Das, was die Befürworter des Interventionismus antreibt, ist die Meinung, dass sich mittels Interventionen (Markt-) Ergebnisse erzielen lassen, die besser sind, als wenn der freie Markt regiert. Sie vertreten die Meinung, mittels Interventionismus ließe sich ein „Mittelweg“ zwischen dem System der freien Märkte (Kapitalismus) und dem Sozialismus (Verstaatlichung des Eigentums) beschreiten. Die Interventionisten meinen, der Interventionismus kann die „ guten Seiten “ von Kapitalismus und Sozialismus nutzen und deren schlechte Seiten ausschalten.

Die westliche Welt ist über die letzten Jahrzehnte zusehends auf den Interventionismus eingeschwenkt. Es gibt kaum mehr eine Wirtschafts- und Gesellschaftsaktivität, die nicht dem staatlichen Interventionismus ausgesetzt wäre.

So beherrscht der Staat (vollends) das Gesundheitswesen, die Energiewirtschaft, die Erziehung und Bildung, weite Teile des Transportwesens, die Gerichtsbarkeit, die Sicherheit, das Geld und Kreditwesen. Der Staat, nicht der freie Markt, hat in all diesen Bereichen die Oberhand.

Wie problematisch der Interventionismus ist, soll im Folgenden aufgezeigt werden. Dazu sollen zunächst drei Beispiele illustrieren, dass der staatliche Interventionismus seine Ziele, die er erreichen will, nicht erreicht ja gar nicht erreichen kann.

Beispiele für den Interventionismus

Beispiel 1: Der Staat erhebt einen Mindestlohn, um die Einkommensbedingungen der Arbeitnehmer zu verbessern. Ist der Mindestlohn höher als der Lohn, der sich beim freien Spiel um Angebot und Nachfrage im Arbeitsmarkt einstellt, so ist ungewollte Arbeitslosigkeit die Folge: Bei solch einem Mindestlohn wird die Nachfrage kleiner sein als das Arbeitsangebot, und sie wird auch geringer sein im Vergleich zur Situation, in der der Staat keinen Mindestlohn erhebt.
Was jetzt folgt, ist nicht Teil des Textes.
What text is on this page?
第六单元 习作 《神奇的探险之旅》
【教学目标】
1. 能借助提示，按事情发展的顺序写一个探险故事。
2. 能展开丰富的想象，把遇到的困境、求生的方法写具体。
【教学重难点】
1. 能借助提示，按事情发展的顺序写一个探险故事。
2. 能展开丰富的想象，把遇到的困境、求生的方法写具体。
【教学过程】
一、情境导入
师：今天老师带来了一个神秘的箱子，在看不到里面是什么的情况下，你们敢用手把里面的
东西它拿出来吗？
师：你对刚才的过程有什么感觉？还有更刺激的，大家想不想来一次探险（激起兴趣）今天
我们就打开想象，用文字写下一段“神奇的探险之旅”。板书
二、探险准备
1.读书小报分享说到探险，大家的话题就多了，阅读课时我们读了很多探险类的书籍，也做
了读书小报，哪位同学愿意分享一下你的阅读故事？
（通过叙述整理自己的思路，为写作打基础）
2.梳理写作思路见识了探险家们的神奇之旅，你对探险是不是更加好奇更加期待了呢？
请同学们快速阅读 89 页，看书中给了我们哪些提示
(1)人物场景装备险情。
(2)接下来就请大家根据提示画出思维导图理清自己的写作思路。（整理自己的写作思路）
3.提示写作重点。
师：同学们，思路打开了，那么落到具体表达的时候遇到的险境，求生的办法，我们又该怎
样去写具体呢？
Eine Mindestlohnpolitik wird die Beschäftigungszahl nicht steigern, sondern vielmehr absenken. Besonders betroffen sind dabei die niedrig qualifizierten, also diejenigen, die ohnehin schon ein geringes Einkommen haben. Sie sind die ersten, die bei einem Mindestlohn nicht mehr bezahlbar sind und keine Anstellung mehr finden.

Beispiel 2: Der Staat will den Mietpreis absenken, um Wohnraum „bezahlbar“ zu machen. Dazu fixiert er einen Höchstpreis für Mietzahlungen. Wenn der Höchstpreis für Mieten niedriger ausfällt als der markträumende Preis, übersteigt die Nachfrage nach Mietraum das Angebot von Mietraum. Das Angebot von Mietraum muss irgendwie zugeteilt, also „rationiert“ werden.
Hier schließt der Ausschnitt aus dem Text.